Еще одно грязное пятно. Сок, это гранатовый сок. Не переваренный желудком, чертов гранатовый сок.
Во рту кислит, и отдает железом. Наверное, это от лекарства. Интересно, что это? Наркотики?
Наркотики?!
Они абсолютно разные.
Опиум можно курить и есть. Подкожные инъекции приводят к гниению тканей в месте укола. Обцесс. Внутривенные инъекции неприятны, и возможно, опасны. Героин – инъекциями под кожу, в вены, мышцы, вдыханием через нос. Морфий, филадудит, метафон, глюкодон, метадон, паракодин, тионин, кодеин, демерол. Все они ведут к привыканию, хоть и в разной степени.
Продолжительное употребление кокаина ведет к нервозности, депрессии, иногда к желанию причинения физического вреда. Иногда, к наркотическому психозу с параноидальными галлюцинациями.

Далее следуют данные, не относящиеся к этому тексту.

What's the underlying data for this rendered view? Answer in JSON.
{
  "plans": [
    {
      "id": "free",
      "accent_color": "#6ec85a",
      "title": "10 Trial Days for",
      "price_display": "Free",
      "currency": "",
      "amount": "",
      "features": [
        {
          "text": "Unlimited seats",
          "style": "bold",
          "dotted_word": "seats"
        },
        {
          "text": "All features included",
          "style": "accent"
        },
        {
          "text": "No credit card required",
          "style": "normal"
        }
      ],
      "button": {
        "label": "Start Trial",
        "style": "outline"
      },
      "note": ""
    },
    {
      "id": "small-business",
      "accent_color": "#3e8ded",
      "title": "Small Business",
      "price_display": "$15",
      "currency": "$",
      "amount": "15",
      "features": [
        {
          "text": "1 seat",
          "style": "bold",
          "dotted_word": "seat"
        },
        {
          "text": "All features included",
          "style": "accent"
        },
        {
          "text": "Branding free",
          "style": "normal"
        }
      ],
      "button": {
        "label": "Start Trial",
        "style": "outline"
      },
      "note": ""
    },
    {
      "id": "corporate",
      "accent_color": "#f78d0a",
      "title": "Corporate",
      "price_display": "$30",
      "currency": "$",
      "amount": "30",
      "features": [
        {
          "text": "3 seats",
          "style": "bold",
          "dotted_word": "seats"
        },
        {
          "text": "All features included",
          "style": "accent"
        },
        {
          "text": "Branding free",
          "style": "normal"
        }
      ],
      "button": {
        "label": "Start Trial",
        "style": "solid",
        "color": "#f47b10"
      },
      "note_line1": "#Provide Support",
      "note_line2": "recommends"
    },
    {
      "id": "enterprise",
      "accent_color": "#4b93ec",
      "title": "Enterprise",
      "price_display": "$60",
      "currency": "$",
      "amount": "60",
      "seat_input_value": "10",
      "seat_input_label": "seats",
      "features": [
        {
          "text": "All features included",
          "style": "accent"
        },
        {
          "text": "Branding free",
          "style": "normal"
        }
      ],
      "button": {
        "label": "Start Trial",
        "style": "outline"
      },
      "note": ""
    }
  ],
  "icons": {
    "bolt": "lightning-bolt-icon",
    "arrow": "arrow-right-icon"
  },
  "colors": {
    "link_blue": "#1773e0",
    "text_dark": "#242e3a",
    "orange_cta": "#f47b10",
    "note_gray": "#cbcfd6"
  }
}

В комнате холодно и сыро, и, необычно для таких помещений, довольно темно. Две лампы фиолетового света в одном из углов. У двери. И лампа дневного света, направленная ему прямо в лицо. Стены обклеены, синим кафелем, местами плиток не хватало, и на их мести виднелся овальный шлепок, уже застывшего цемента. Пол – серым. Блестящие металлические шкафы и столик, пластиковые стулья. И стоматологическое кресло. Прямо в центре комнаты.